AI has significant potential to help save lives, improve health professionals’ work, and make health systems more people centred. It can help address some of health’s largest challenges including a depleted workforce, future threats to public health, ageing populations, and increasing complexity of health due to comorbidities. It is crucial to make use of this powerful new tool while also mitigating its risks, such as data privacy, bias from AI solutions trained on poor quality data and expanding inequities.
Digital health
Digital health has an increasing role in health systems and healthcare delivery, such as through telemedicine and the use of artificial intelligence. Opportunities must be managed with risks, equity considerations, and implementation costs. The OECD seeks to foster international co-operation for a digital transformation that protects people and achieves better outcomes.
Key messages
Health Ministers from OECD countries welcomed the Recommendation on Health Data Governance on 17 January 2017. This recommendation paves the way for health data interoperability, ensuring a careful balance between advancing public policy objectives – such as engagement, transparency and informed consent – while ensuring safeguards to minimise privacy and security risks.
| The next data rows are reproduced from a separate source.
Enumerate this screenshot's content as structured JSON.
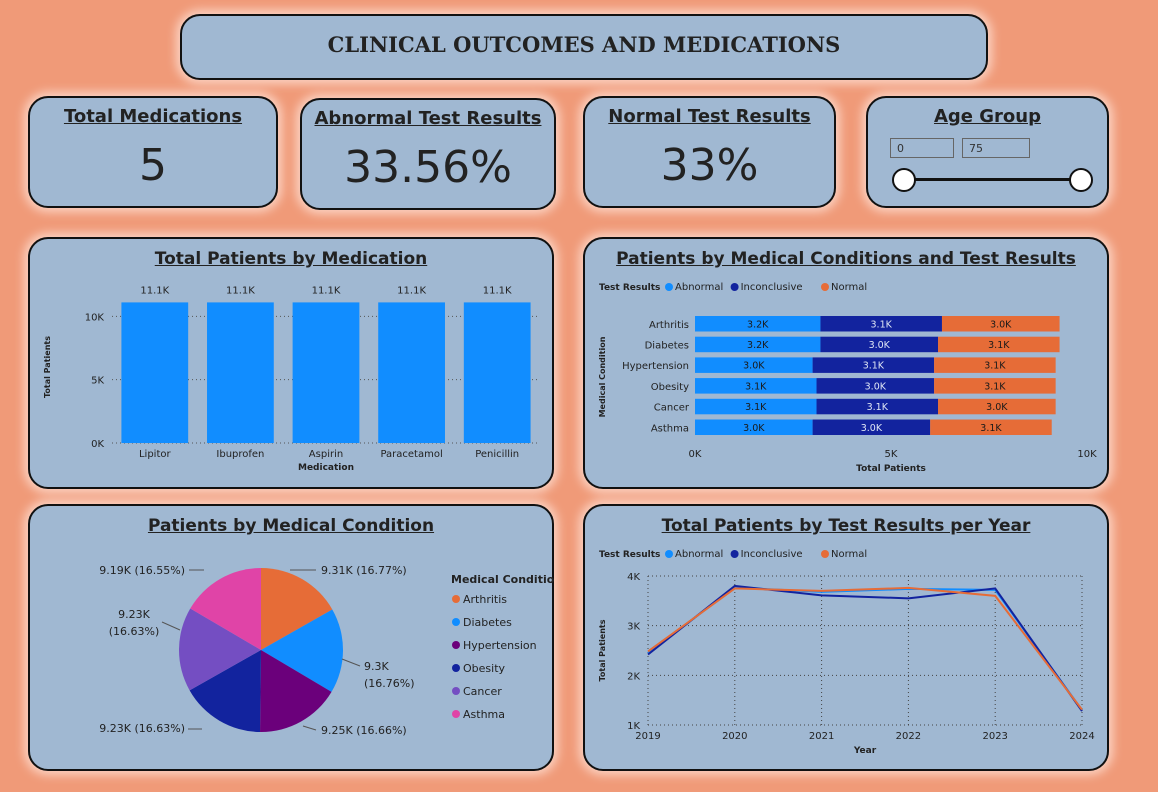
{
  "header": {
    "title": "CLINICAL OUTCOMES AND MEDICATIONS"
  },
  "kpis": {
    "total_medications": {
      "label": "Total Medications",
      "value": "5"
    },
    "abnormal": {
      "label": "Abnormal Test Results",
      "value": "33.56%"
    },
    "normal": {
      "label": "Normal Test Results",
      "value": "33%"
    }
  },
  "age_group": {
    "label": "Age Group",
    "min": "0",
    "max": "75"
  },
  "colors": {
    "bar": "#118dff",
    "abnormal": "#118dff",
    "inconclusive": "#12239e",
    "normal": "#e66c37",
    "pie": [
      "#e66c37",
      "#118dff",
      "#6b007b",
      "#12239e",
      "#744ec2",
      "#e044a7"
    ]
  },
  "chart_data": [
    {
      "type": "bar",
      "title": "Total Patients by Medication",
      "xlabel": "Medication",
      "ylabel": "Total Patients",
      "categories": [
        "Lipitor",
        "Ibuprofen",
        "Aspirin",
        "Paracetamol",
        "Penicillin"
      ],
      "values": [
        11100,
        11100,
        11100,
        11100,
        11100
      ],
      "data_labels": [
        "11.1K",
        "11.1K",
        "11.1K",
        "11.1K",
        "11.1K"
      ],
      "yticks": [
        0,
        5000,
        10000
      ],
      "ytick_labels": [
        "0K",
        "5K",
        "10K"
      ],
      "ylim": [
        0,
        12000
      ]
    },
    {
      "type": "bar",
      "orientation": "horizontal-stacked",
      "title": "Patients by Medical Conditions and Test Results",
      "legend_title": "Test Results",
      "xlabel": "Total Patients",
      "ylabel": "Medical Condition",
      "categories": [
        "Arthritis",
        "Diabetes",
        "Hypertension",
        "Obesity",
        "Cancer",
        "Asthma"
      ],
      "series": [
        {
          "name": "Abnormal",
          "values": [
            3200,
            3200,
            3000,
            3100,
            3100,
            3000
          ],
          "labels": [
            "3.2K",
            "3.2K",
            "3.0K",
            "3.1K",
            "3.1K",
            "3.0K"
          ]
        },
        {
          "name": "Inconclusive",
          "values": [
            3100,
            3000,
            3100,
            3000,
            3100,
            3000
          ],
          "labels": [
            "3.1K",
            "3.0K",
            "3.1K",
            "3.0K",
            "3.1K",
            "3.0K"
          ]
        },
        {
          "name": "Normal",
          "values": [
            3000,
            3100,
            3100,
            3100,
            3000,
            3100
          ],
          "labels": [
            "3.0K",
            "3.1K",
            "3.1K",
            "3.1K",
            "3.0K",
            "3.1K"
          ]
        }
      ],
      "xticks": [
        0,
        5000,
        10000
      ],
      "xtick_labels": [
        "0K",
        "5K",
        "10K"
      ],
      "xlim": [
        0,
        10000
      ]
    },
    {
      "type": "pie",
      "title": "Patients by Medical Condition",
      "legend_title": "Medical Condition",
      "categories": [
        "Arthritis",
        "Diabetes",
        "Hypertension",
        "Obesity",
        "Cancer",
        "Asthma"
      ],
      "values": [
        9310,
        9300,
        9250,
        9230,
        9230,
        9190
      ],
      "labels": [
        "9.31K (16.77%)",
        "9.3K (16.76%)",
        "9.25K (16.66%)",
        "9.23K (16.63%)",
        "9.23K (16.63%)",
        "9.19K (16.55%)"
      ]
    },
    {
      "type": "line",
      "title": "Total Patients by Test Results per Year",
      "legend_title": "Test Results",
      "xlabel": "Year",
      "ylabel": "Total Patients",
      "x": [
        "2019",
        "2020",
        "2021",
        "2022",
        "2023",
        "2024"
      ],
      "series": [
        {
          "name": "Abnormal",
          "values": [
            2450,
            3770,
            3680,
            3740,
            3720,
            1300
          ]
        },
        {
          "name": "Inconclusive",
          "values": [
            2420,
            3800,
            3610,
            3550,
            3750,
            1280
          ]
        },
        {
          "name": "Normal",
          "values": [
            2480,
            3750,
            3700,
            3760,
            3600,
            1310
          ]
        }
      ],
      "yticks": [
        1000,
        2000,
        3000,
        4000
      ],
      "ytick_labels": [
        "1K",
        "2K",
        "3K",
        "4K"
      ],
      "ylim": [
        1000,
        4000
      ]
    }
  ]
}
OECD countries are all undergoing transformation of their health systems. However, there are few measurements for the digitalisation of health systems in terms of their readiness, adoption and impact. The OECD assists countries through Health Information Infrastructure Reviews to understand their current state and provides guidance on actions they could take to achieve the ambitions of their digital health strategies. These reviews are being constantly updated to reflect the changing environment of artificial intelligence, the adoption of digital tools, and the public sentiment for the effective use of health data to improve health outcomes.
Context
Telemedicine
COVID-19 ushered in a telemedicine boom in health systems across the globe. Faced with significant disruptions to in-person care, governments moved quickly to promote the use of remote care.
The number of teleconsultations skyrocketed in all countries in the early months of the pandemic, partly offsetting the reduction in in-person care services, and played a vital role in maintaining access to care. In 2019, there was an average of 0.6 teleconsultations per patient per year among OECD countries. By 2021, this rate had more than doubled, with significant increases in Australia, Lithuania and Slovenia.
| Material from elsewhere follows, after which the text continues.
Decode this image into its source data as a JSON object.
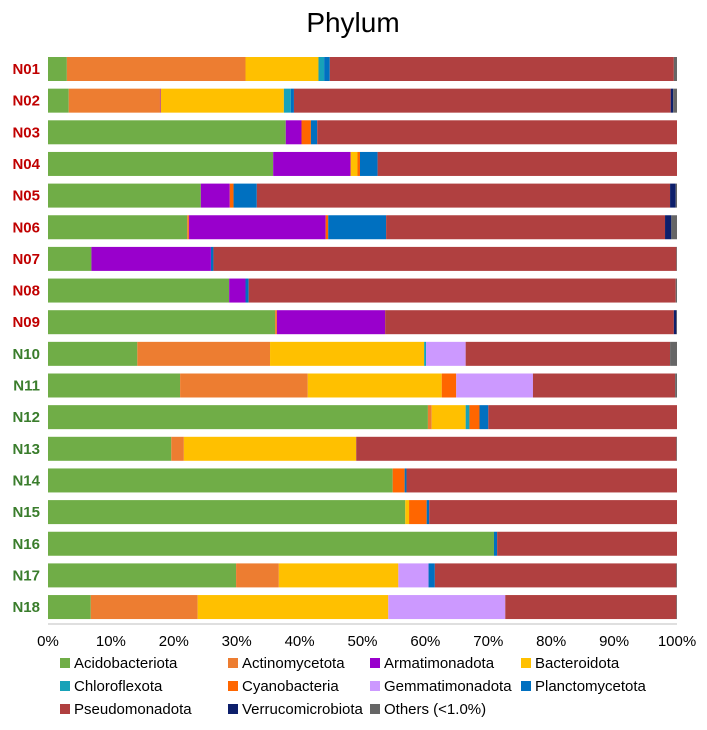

Telemedicine may be here to stay, but questions remain concerning how to regulate its use, how to pay for it, how to integrate it with in-person care, and how to make sure that it constitutes good value for money for all.
Health data availability
Health data is necessary to improve the quality, safety and patient-centredness of health care services, to support scientific innovation, the discovery and evaluation of new treatments, and to help redesign health service delivery. However, often the data is held in silos by the organisations collecting them. That said, key national health datasets are widely available across countries and significant investments are made in health, healthcare monitoring and research in all countries.
Overall, countries with the highest level of health data availability in 2019/20 are Denmark, Korea, Sweden, Finland and Latvia. However, on average only half of respondents are able to link those national health datasets for use in research, reporting statistics, or monitoring performance. In order to fully utilise the health information available to policymakers, countries can improve the timeliness and quality of this data through health data governance and interoperable standards.